Poga The War Stopper

Poga is a war victim who lost everyone dear to her in war. Now, she leads a team of veterans who try to stop wars with minimum violence. But to do that, sometimes there is no option but to go a bit extreme.

Armed Combat Mercenaries (ACM) is a group of private soldiers who promote wars for their own profit. So, Poga and her group has set out to destroy their whole network to minimize their actions. ACM's network is in the same format as that of a tree. A tree is an acyclic undirected connected graph. For ease of work, Poga is planning strategies based on some calculation and processing of the tree.

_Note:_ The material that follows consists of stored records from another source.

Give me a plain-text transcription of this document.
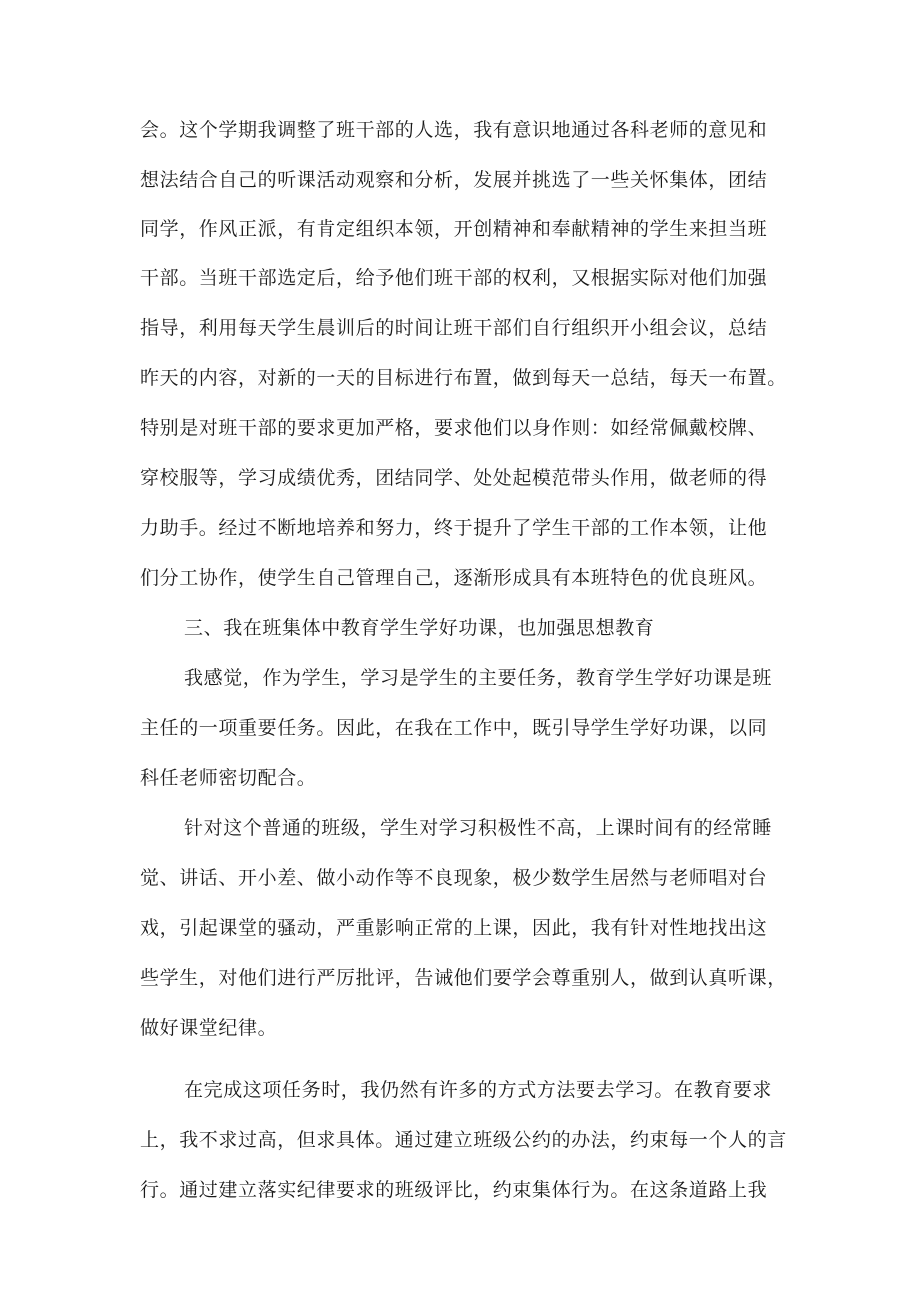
会。这个学期我调整了班干部的人选，我有意识地通过各科老师的意见和
想法结合自己的听课活动观察和分析，发展并挑选了一些关怀集体，团结
同学，作风正派，有肯定组织本领，开创精神和奉献精神的学生来担当班
干部。当班干部选定后，给予他们班干部的权利，又根据实际对他们加强
指导，利用每天学生晨训后的时间让班干部们自行组织开小组会议，总结
昨天的内容，对新的一天的目标进行布置，做到每天一总结，每天一布置。
特别是对班干部的要求更加严格，要求他们以身作则：如经常佩戴校牌、
穿校服等，学习成绩优秀，团结同学、处处起模范带头作用，做老师的得
力助手。经过不断地培养和努力，终于提升了学生干部的工作本领，让他
们分工协作，使学生自己管理自己，逐渐形成具有本班特色的优良班风。
三、我在班集体中教育学生学好功课，也加强思想教育
我感觉，作为学生，学习是学生的主要任务，教育学生学好功课是班
主任的一项重要任务。因此，在我在工作中，既引导学生学好功课，以同
科任老师密切配合。
针对这个普通的班级，学生对学习积极性不高，上课时间有的经常睡
觉、讲话、开小差、做小动作等不良现象，极少数学生居然与老师唱对台
戏，引起课堂的骚动，严重影响正常的上课，因此，我有针对性地找出这
些学生，对他们进行严厉批评，告诫他们要学会尊重别人，做到认真听课，
做好课堂纪律。
在完成这项任务时，我仍然有许多的方式方法要去学习。在教育要求
上，我不求过高，但求具体。通过建立班级公约的办法，约束每一个人的言
行。通过建立落实纪律要求的班级评比，约束集体行为。在这条道路上我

Inside each vertex of the tree, there is a number and node 1 is the root of the tree. The cost of the whole tree can be defined as $AX^2 + B$ where $A$ and $B$ are two constants Poga knows from beforehand and $X$ is the sum of all the values of the vertices.

Now, if you cuts some edge of the tree, the tree will be split into 2 parts, each with its own cost. She is allowed to make as many cuts as she wishes. But all the cuts must be on same path from root in the original tree. That means, no two cut parts’ roots can have a lowest common ancestor that is not either of the two roots. Now, cutting this way, Poga can make many parts of the tree, find the cost of each part and sum them. What is the minimum sum can Poga make this way? Help her out find the answer, this will surely help in reducing wars!

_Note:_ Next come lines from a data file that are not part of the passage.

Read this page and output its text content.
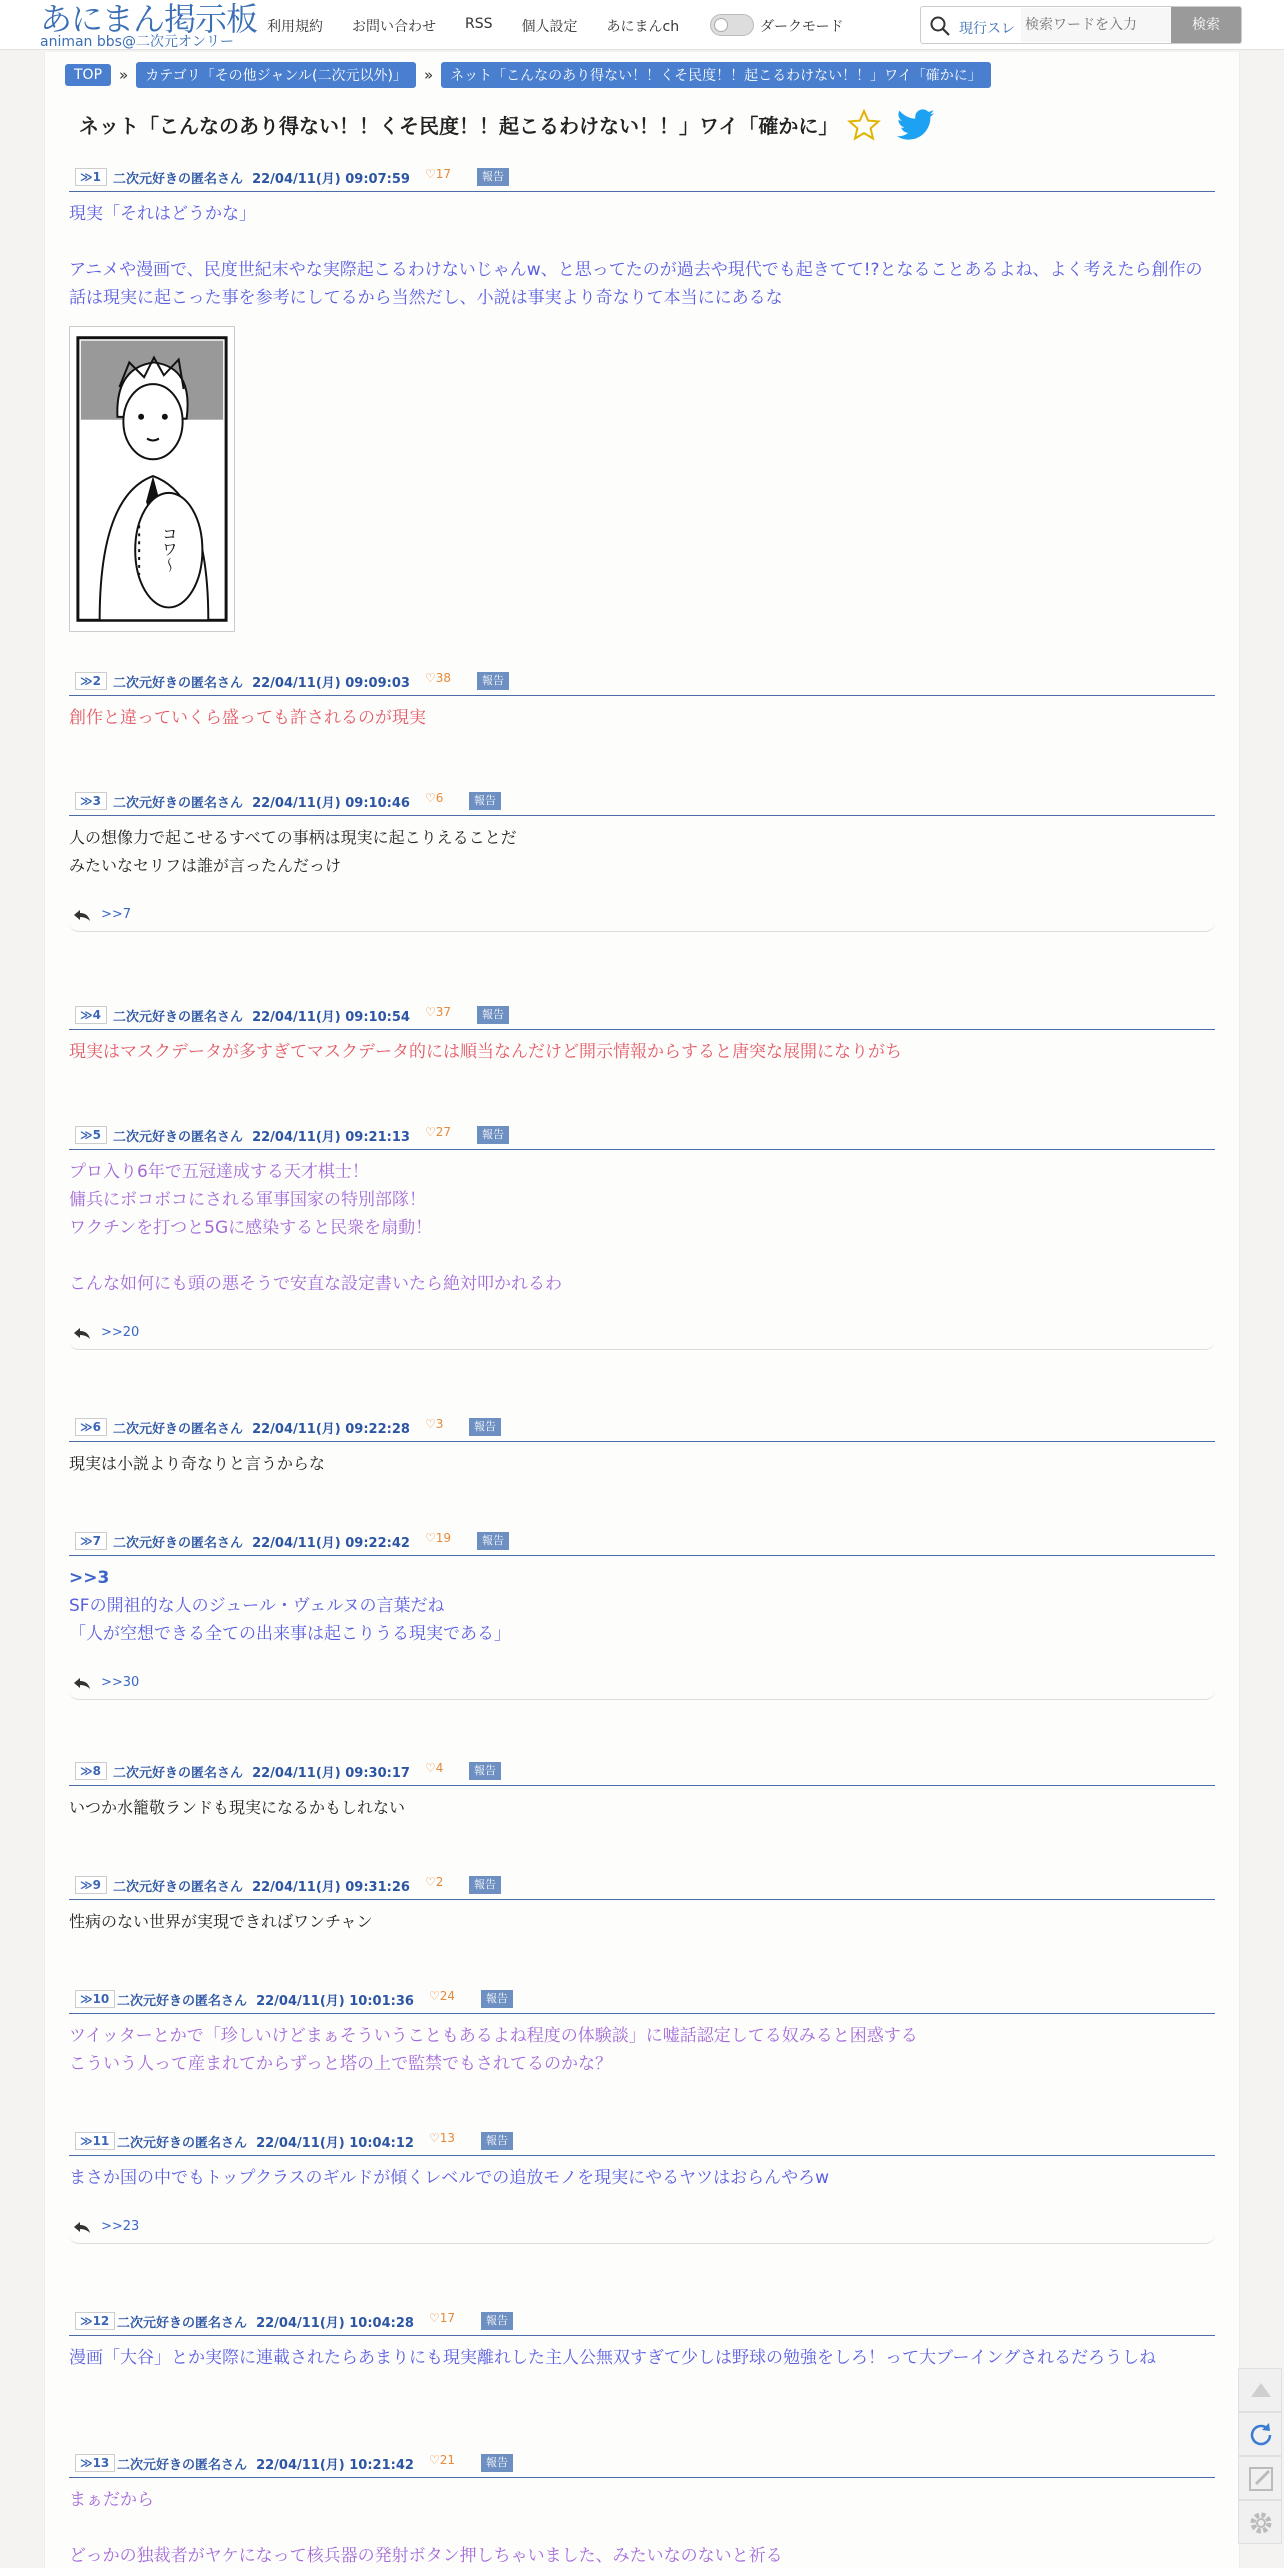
あにまん掲示板
animan bbs@二次元オンリー
利用規約 お問い合わせ RSS 個人設定 あにまんch	ダークモード	現行スレ
検索ワードを入力	検索
TOP	»	カテゴリ「その他ジャンル(二次元以外)」	»	ネット「こんなのあり得ない！！くそ民度！！起こるわけない！！」ワイ「確かに」
ネット「こんなのあり得ない！！くそ民度！！起こるわけない！！」ワイ「確かに」
≫1 二次元好きの匿名さん 22/04/11(月) 09:07:59 ♡17	報告
現実「それはどうかな」
アニメや漫画で、民度世紀末やな実際起こるわけないじゃんw、と思ってたのが過去や現代でも起きてて!?となることあるよね、よく考えたら創作の話は現実に起こった事を参考にしてるから当然だし、小説は事実より奇なりて本当ににあるな
コワ〜
≫2 二次元好きの匿名さん 22/04/11(月) 09:09:03 ♡38	報告
創作と違っていくら盛っても許されるのが現実
≫3 二次元好きの匿名さん 22/04/11(月) 09:10:46 ♡6	報告
人の想像力で起こせるすべての事柄は現実に起こりえることだ
みたいなセリフは誰が言ったんだっけ
>>7
≫4 二次元好きの匿名さん 22/04/11(月) 09:10:54 ♡37	報告
現実はマスクデータが多すぎてマスクデータ的には順当なんだけど開示情報からすると唐突な展開になりがち
≫5 二次元好きの匿名さん 22/04/11(月) 09:21:13 ♡27	報告
プロ入り6年で五冠達成する天才棋士！
傭兵にボコボコにされる軍事国家の特別部隊！
ワクチンを打つと5Gに感染すると民衆を扇動！
こんな如何にも頭の悪そうで安直な設定書いたら絶対叩かれるわ
>>20
≫6 二次元好きの匿名さん 22/04/11(月) 09:22:28 ♡3	報告
現実は小説より奇なりと言うからな
≫7 二次元好きの匿名さん 22/04/11(月) 09:22:42 ♡19	報告
>>3
SFの開祖的な人のジュール・ヴェルヌの言葉だね
「人が空想できる全ての出来事は起こりうる現実である」
>>30
≫8 二次元好きの匿名さん 22/04/11(月) 09:30:17 ♡4	報告
いつか水籠敬ランドも現実になるかもしれない
≫9 二次元好きの匿名さん 22/04/11(月) 09:31:26 ♡2	報告
性病のない世界が実現できればワンチャン
≫10 二次元好きの匿名さん 22/04/11(月) 10:01:36 ♡24	報告
ツイッターとかで「珍しいけどまぁそういうこともあるよね程度の体験談」に嘘話認定してる奴みると困惑する
こういう人って産まれてからずっと塔の上で監禁でもされてるのかな？
≫11 二次元好きの匿名さん 22/04/11(月) 10:04:12 ♡13	報告
まさか国の中でもトップクラスのギルドが傾くレベルでの追放モノを現実にやるヤツはおらんやろw
>>23
≫12 二次元好きの匿名さん 22/04/11(月) 10:04:28 ♡17	報告
漫画「大谷」とか実際に連載されたらあまりにも現実離れした主人公無双すぎて少しは野球の勉強をしろ！って大ブーイングされるだろうしね
≫13 二次元好きの匿名さん 22/04/11(月) 10:21:42 ♡21	報告
まぁだから
どっかの独裁者がヤケになって核兵器の発射ボタン押しちゃいました、みたいなのないと祈る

Formally, given a rooted tree with weighted vertices, edges can be cut with the rule that all cuts must be on same path from root. Each cut splits the tree into 2 parts. There can be 0 or more cuts. Cost of each cut part is $AX^2 + B$ where $X$ is sum of all weights in the cut part and $A$, $B$ will be given as input. Your task is to minimize sum of costs of all cut parts.

Input

Input starts with an integer $T$ ($1 \le T \le 60$) denoting number of test cases.

Each case starts with 3 integers $N$, $A$, $B$. $N$ ($1 \le N \le 50000$) is the number of vertices and $A$ ($0 \le A \le 10000$), $B$ ($-10^6 \le B \le 10^6$) is defined in problem description. In next line, $N$ numbers will be given, $i$-th number ($0 \le \texttt{i-th number} ≤ 100$) represents the value of vertex $i$.

Then, in each of the next $N-1$ lines, 2 integers $U$ $V$ ($1 \le U, V \le N$, $U != V$) will be given denoting the 2 nodes connecting an edge of the tree. It is certain that the tree is a valid tree with all nodes connected and root is node 1.

Output

In a single line, print the minimum cost as asked in the problem statement.

Do this for each test case.

Sample

Input	Output
2 4 2 3 1 2 3 4 1 2 2 3 2 4 4 2 100 1 2 3 4 1 2 2 3 2 4	93 300

Dataset is huge. Use faster I/O.